The control of infectious disease in the 20th century was very largely due to public health measures, such as vaccination programmes in the population, and to the use of antibiotics in the individual. In the past, lobar pneumonia was a major killer of otherwise healthy you adults; and the progression of this illness was often inexorable, unless with a rising temperature and rising delirium, the patient came to a ‘crisis’ with a sudden, marked improvement—the ‘crisis’ had passed. I have only ever seen historical records of this, but the rapid fall of temperature is quite remarkable. A forbear of mine had a lobar pneumonia in the 1930s, though he was one of the first to be treated by the early sulpha drug, M&B 693. Without it he would probably have died, like his brother; and I wouldn’t be here. Even so, he needed a considerable period of convalescence.
Infectious diseases are caused by microbes such as bacteria, as well as by viruses and other micro-organisms (and by prions). Antibiotics, such as the penicillins, are compounds derived from micro-organisms which interfere with the ability of other bacterial micro-organisms to replicate. Antimicrobials include these compounds as well as others which are entirely synthetic, such as the sulphonamides. This distinction is technical, and is often ignored, the terms being used interchangeably. Some viral infections can be halted with antiviral drugs; viral infections cannot be cured with antibiotics. Antiseptics are quite different; their action is chemical rather than biological, and the compounds are far too toxic for internal use.
The first antimicrobials were Salvarsan, an arsenic compound introduced in the first decade of the 20th century and used in the treatment of syphilis, and the sulpha drugs, starting with the ‘dye’ Prontosil Rubrum in the 1930s. Only some bacteria were sensitive to these drugs. Though discovered in 1928, penicillin did not become available in quantity until the 1940s. Since then, many other families of drugs have been discovered and brought into commercial use. However, no new class of antibiotic has been introduced in the last 15 years.
Drug resistance was soon apparent but generally overcome by alterations to the chemical structure, producing novel compounds; this wasn’t a long term solution.
MRSA is methicillin resistant Staphylococcus aureus. S aureus is the bug often found in boils and living quietly in the nose, and methicillin is a variant of the original penicillin. Unfortunately, although there have been further modifications to the basic penicillin structure, if an organism is methicillin resistant, it will be resistant to more modern variations. It’s become a very widespread and difficult problem, as has Clostridium difficile, often an opportunistic infection following treatment for unrelated problems.
Microorganisms become resistant because of changes to their genetic material, sometimes introduced by other organisms, or because they were ‘mutants’, and had always been resistant. Such emerging resistance can be seen as a natural response to a threat. In a germ population, such resistant organisms will come to dominate as their ‘weaker’ brethren are eliminated.
Bad practice also contributes to antibiotic resistance. As antibiotics have no effect on viral illnesses, giving them for such illnesses only tends to eliminate those bacteria which we all carry around; and their replacements may well be resistant. Further, incomplete courses of antibiotics also tend to produce resistant strains. In some places, antibiotics are used as ‘growth promoters’ in food production, particularly in livestock. Again, this tends to favour the emergence of resistant strains; and there are also the problems that the soil and watercourses can become contaminated with the drugs, and that the antibiotics enter the food chain.

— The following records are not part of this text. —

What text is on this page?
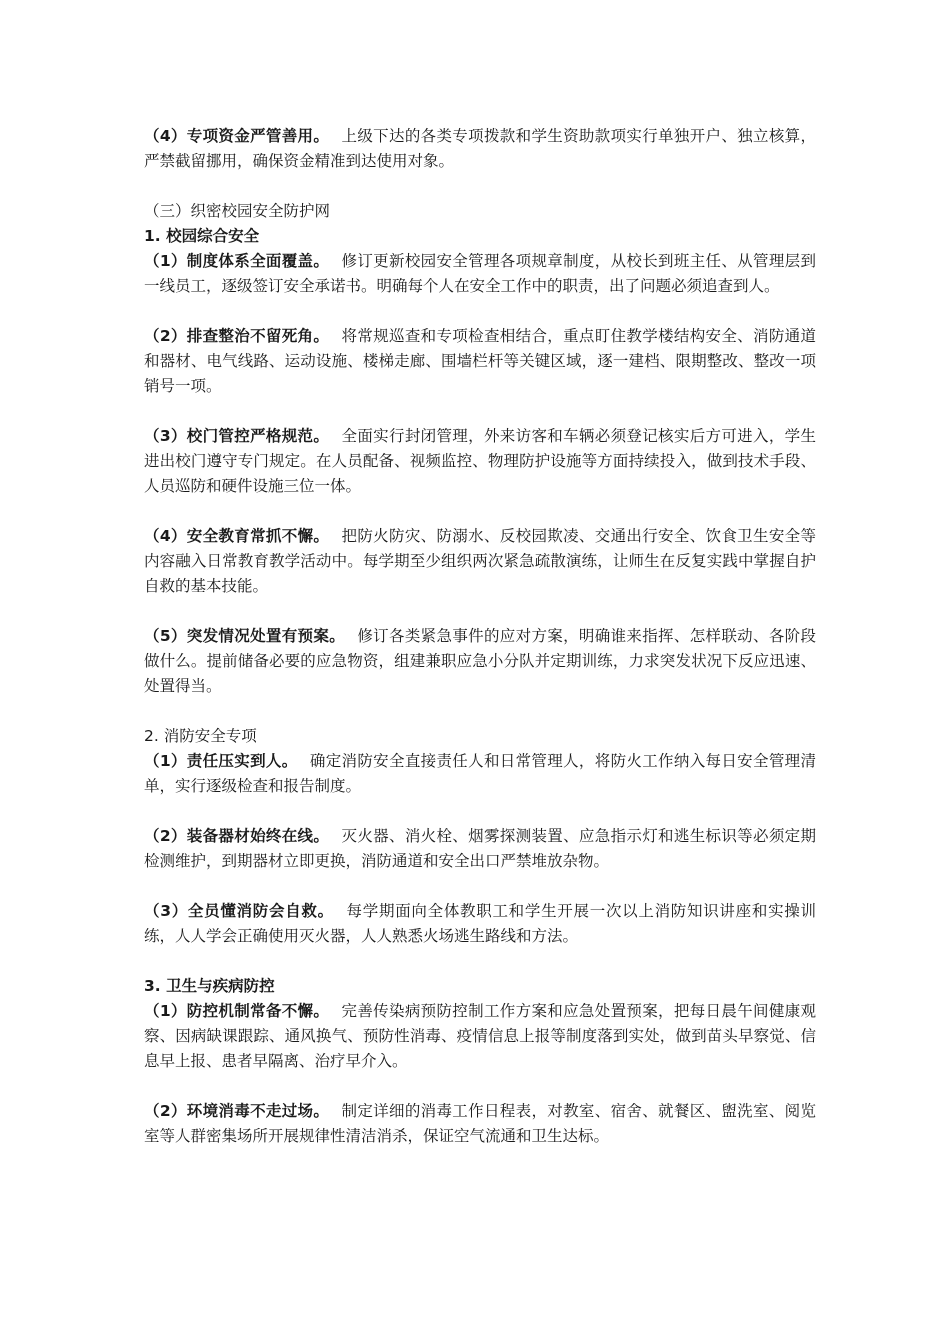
（4）专项资金严管善用。 上级下达的各类专项拨款和学生资助款项实行单独开户、独立核算，严禁截留挪用，确保资金精准到达使用对象。

（三）织密校园安全防护网

1. 校园综合安全

（1）制度体系全面覆盖。 修订更新校园安全管理各项规章制度，从校长到班主任、从管理层到一线员工，逐级签订安全承诺书。明确每个人在安全工作中的职责，出了问题必须追查到人。

（2）排查整治不留死角。 将常规巡查和专项检查相结合，重点盯住教学楼结构安全、消防通道和器材、电气线路、运动设施、楼梯走廊、围墙栏杆等关键区域，逐一建档、限期整改、整改一项销号一项。

（3）校门管控严格规范。 全面实行封闭管理，外来访客和车辆必须登记核实后方可进入，学生进出校门遵守专门规定。在人员配备、视频监控、物理防护设施等方面持续投入，做到技术手段、人员巡防和硬件设施三位一体。

（4）安全教育常抓不懈。 把防火防灾、防溺水、反校园欺凌、交通出行安全、饮食卫生安全等内容融入日常教育教学活动中。每学期至少组织两次紧急疏散演练，让师生在反复实践中掌握自护自救的基本技能。

（5）突发情况处置有预案。 修订各类紧急事件的应对方案，明确谁来指挥、怎样联动、各阶段做什么。提前储备必要的应急物资，组建兼职应急小分队并定期训练，力求突发状况下反应迅速、处置得当。

2. 消防安全专项

（1）责任压实到人。 确定消防安全直接责任人和日常管理人，将防火工作纳入每日安全管理清单，实行逐级检查和报告制度。

（2）装备器材始终在线。 灭火器、消火栓、烟雾探测装置、应急指示灯和逃生标识等必须定期检测维护，到期器材立即更换，消防通道和安全出口严禁堆放杂物。

（3）全员懂消防会自救。 每学期面向全体教职工和学生开展一次以上消防知识讲座和实操训练，人人学会正确使用灭火器，人人熟悉火场逃生路线和方法。

3. 卫生与疾病防控

（1）防控机制常备不懈。 完善传染病预防控制工作方案和应急处置预案，把每日晨午间健康观察、因病缺课跟踪、通风换气、预防性消毒、疫情信息上报等制度落到实处，做到苗头早察觉、信息早上报、患者早隔离、治疗早介入。

（2）环境消毒不走过场。 制定详细的消毒工作日程表，对教室、宿舍、就餐区、盥洗室、阅览室等人群密集场所开展规律性清洁消杀，保证空气流通和卫生达标。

Antibiotic resistance is now a serious problem. There are strains of tuberculosis that are resistant to most or almost all antibiotics. There is no other effective treatment for this disease. There are strains of gonorrhoea which are only sensitive to a single antibiotic; when they gain resistance to this, there will be no effective treatment.
It’s not just the treatment of infections which is threatened. In many operations, antibiotics are given to prevent infection, even in such apparently straightforward procedures as removal of the gall-bladder. In implant surgery, such as a replacement hip operation, deep infection around the metallic prosthesis may require removal of the metal at a further operation. It may not be easily possible to ‘re-do’ the original operation later. There are similar problems with cardiac surgery and the replacement of heart valves. Patients receiving transplants have to have their immune system depressed to avoid organ rejection; such people are particularly susceptible to infection.
Antibiotics have traditionally been developed and brought to market by pharmaceutical firms, or ‘big pharma’. This is extremely expensive and difficult. Firms have tended to make products more suitable for long-term problems, rather than those for ‘one-off’ use; the firms exist, after all, to make a profit for their stakeholders, they are not altruistic, charitable enterprises, even if they ought to have a moral compass.
The serious problems with drug resistance have recently been highlighted by the Guardian (also here) and was also the subject of a Panorama documentary on BBCTV. It’s vital that new antibiotic classes are developed, otherwise much of modern medicine that we now take for granted will become impossible. The Guardian article discusses new funding streams, and it’s vital that these are taken extremely seriously.
Robert Campbell is a retired surgeon.